Kathy Edens is a blogger, a ghost writer, and content master who loves writing about anything and everything. Check out her books: The Novel-Writing Training Plan: 17 Steps to Get Your Ideas in Shape for the Marathon of Writing and Creating Legends: How to Craft Characters Readers Adore... or Despise.

In my soon to be published book, my MFC mutters this line to herself: "Welcome to the party Daisy Buchanan." In reference to a glamorous party setting. Something Daisy might have been at in The Great Gatsby. I think most people know who Daisy Buchanan is.

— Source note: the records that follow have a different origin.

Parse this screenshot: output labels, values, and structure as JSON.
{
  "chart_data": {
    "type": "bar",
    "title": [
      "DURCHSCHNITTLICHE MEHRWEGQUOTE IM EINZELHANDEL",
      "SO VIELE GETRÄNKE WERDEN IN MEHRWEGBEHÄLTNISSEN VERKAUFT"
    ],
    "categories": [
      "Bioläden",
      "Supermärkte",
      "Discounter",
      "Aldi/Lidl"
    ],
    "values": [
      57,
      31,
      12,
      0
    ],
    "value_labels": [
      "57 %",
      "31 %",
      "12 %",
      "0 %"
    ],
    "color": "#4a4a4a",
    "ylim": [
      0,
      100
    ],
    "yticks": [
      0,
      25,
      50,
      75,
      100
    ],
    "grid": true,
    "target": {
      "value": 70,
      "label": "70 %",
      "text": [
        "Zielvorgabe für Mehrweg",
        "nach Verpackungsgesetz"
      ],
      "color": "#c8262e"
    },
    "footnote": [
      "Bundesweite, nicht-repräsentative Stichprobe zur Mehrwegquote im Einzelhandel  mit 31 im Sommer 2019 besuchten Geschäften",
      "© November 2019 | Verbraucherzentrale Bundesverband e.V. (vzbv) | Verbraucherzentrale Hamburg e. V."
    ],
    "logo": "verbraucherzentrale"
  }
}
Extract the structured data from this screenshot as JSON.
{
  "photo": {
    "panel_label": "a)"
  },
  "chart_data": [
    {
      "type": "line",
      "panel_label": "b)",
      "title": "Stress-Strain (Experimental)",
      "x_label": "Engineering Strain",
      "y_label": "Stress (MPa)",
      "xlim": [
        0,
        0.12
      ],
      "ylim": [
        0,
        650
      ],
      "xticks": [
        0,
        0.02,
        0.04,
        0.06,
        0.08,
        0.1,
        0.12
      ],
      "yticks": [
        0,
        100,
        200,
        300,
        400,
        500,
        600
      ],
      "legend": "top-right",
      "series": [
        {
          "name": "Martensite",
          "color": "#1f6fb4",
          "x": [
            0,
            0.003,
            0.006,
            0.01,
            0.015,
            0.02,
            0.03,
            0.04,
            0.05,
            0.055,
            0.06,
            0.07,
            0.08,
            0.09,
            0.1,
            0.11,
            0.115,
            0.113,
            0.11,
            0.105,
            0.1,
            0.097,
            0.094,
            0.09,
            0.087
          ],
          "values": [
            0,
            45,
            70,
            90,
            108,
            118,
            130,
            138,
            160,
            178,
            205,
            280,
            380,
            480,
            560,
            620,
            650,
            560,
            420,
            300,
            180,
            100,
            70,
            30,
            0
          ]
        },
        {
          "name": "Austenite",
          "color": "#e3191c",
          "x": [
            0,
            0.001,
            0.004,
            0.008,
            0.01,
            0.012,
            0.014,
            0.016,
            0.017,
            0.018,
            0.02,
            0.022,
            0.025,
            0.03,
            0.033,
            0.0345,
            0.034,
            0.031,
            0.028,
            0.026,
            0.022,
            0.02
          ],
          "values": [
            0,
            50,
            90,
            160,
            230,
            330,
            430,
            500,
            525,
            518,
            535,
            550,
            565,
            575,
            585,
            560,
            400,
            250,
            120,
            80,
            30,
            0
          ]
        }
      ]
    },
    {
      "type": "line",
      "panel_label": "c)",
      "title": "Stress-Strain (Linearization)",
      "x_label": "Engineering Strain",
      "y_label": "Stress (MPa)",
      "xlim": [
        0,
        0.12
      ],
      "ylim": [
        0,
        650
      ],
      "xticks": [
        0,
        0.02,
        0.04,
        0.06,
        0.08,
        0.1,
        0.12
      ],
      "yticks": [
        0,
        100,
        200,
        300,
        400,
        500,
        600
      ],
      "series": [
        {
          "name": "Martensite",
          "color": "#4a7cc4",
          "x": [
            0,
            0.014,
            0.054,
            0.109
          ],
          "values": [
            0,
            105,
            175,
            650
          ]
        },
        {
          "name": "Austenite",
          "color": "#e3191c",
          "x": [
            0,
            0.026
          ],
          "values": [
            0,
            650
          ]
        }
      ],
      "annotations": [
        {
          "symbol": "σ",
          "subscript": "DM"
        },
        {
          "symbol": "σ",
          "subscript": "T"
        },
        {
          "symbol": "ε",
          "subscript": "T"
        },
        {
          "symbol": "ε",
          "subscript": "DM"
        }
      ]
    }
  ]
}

By elliespetals on 14 March 2019, 08:13 PM
I live with a woman whose writing has a magical palimpsest quality with one meaning dancing with another through implication, allusion, and partially hidden reference, that works by making me think, "I just read one thing, but of course it's this whole other thing related in a way I hadn't previously imagined." The effect is like a trestle crossing for two trains on different levels simultaneously. Your explication of allusion, you've made clear, is one of her tools. Thank you.
By 88-123 on 14 March 2019, 09:42 PM
Can you compare and contrast allusions to clichés? At what point is the reference too common or not original?
By marleen on 15 March 2019, 05:47 AM
Hi Marleen, I think that the often used or overused is the key to that. It is only my opinion but I would say that if you think to yourself 'I hear that a lot' or your gut tells you it sounds trite, you 're looking at a cliche. An allusion is to something outside of the immediate subject but hopefully follows with the reader understanding what is being conveyed as the article said. I tried this: I had to explain who's who in Game of Thrones to my uncle. He stopped listening after an hour. He said it was like 'Counting the teeth in the tigers mouth while it bites through your rib-cage'. Does that work?
By davidmbutcher on 16 March 2019, 07:34 PM
I use them when I write so I don't lose what I am wanting to say. I may not leave it in but it gives me a reference when I go back.
By lorijoanmorgan on 15 March 2019, 10:36 PM
I agree with Marlene and wonder the same thing about cliches. Also curious about illusion as idioms. And for that matter cliches as idioms. That would make for an interesting article. I teach kids, and often use these articles in my classroom for discussions while in literature circles.
By flynn_mel on 16 March 2019, 02:50 PM
Hangs over my head like the Sword of Damocles. In general most use it incorrectly and I use as it is understood.